Liberty Slots Authorization Form
Completion of the form is mandatory, failure to provide required information may result in delay in response to or disapproval of your request. Ship or station: 4. Date of request: (yyyymmdd) 5. Department/division: 6. Duty section/group: 7. Nature of request: leave special liberty. Special pay commuted rations. PREAUTHORIZATION AND CONCURRENT REVIEW REQUIREMENTS For certain services, your doctor must obtain prior approval. Below is a list of those services. LIBERTY Dental Plan Specialty Care Referral Request P.O. Box 26110 Santa Ana, CA Phone: 888-703-6999 Fax: 949-253-0096 Referral #.

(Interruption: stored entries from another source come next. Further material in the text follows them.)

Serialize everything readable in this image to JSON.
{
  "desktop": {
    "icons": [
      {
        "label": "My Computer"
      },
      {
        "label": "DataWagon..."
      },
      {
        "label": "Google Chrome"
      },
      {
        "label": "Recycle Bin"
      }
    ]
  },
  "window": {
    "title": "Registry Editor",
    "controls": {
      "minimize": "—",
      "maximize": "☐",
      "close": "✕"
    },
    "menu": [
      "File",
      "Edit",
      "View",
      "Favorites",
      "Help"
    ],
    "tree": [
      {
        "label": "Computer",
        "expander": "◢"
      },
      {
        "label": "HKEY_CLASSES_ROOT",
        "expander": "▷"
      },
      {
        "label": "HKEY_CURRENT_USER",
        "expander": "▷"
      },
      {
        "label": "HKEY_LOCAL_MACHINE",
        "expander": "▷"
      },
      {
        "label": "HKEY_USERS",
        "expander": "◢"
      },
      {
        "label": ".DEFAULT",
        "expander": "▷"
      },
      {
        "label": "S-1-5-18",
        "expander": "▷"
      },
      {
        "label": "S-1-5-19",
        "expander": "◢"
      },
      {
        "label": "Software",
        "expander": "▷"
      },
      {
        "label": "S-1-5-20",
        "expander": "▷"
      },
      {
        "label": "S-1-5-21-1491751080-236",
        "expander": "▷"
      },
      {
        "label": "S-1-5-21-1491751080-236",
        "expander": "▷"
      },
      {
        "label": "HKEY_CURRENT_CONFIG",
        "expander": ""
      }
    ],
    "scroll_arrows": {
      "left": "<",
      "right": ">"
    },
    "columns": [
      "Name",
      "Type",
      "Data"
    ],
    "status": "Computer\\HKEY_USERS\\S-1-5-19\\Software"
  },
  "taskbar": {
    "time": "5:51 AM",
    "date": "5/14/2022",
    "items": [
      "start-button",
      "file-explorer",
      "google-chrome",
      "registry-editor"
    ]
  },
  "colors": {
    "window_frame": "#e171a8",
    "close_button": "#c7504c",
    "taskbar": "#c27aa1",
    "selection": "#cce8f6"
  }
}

Terms and ConditionsREQUEST FOR AUTHORIZATION OF SERVICES FORM Call UM at 844-854-6884 opt 3 (Call Center Hours M-F 8a – 5p) FAX Form and Clinical to 800-886-0669. PLEASE DO NOT SEND REQUESTS FOR MULTIPLE MEMBERS TOGETHER IN ONE FAX – MUST SEND SEPARATELY Member Name Date of Birth Member’s Plan ID Is Referring Provider: Plan NP. Name of Nursing Facility. Browse important resources that are available to download from Liberty HealthShare. Prenotification Request Form (PDF) PDF 183 kb.
so you know that we have thought of everything. The protection of your data and funds is our most important procedure and making sure that you can make a deposit/withdrawal at your convenience and with as little effort as possible.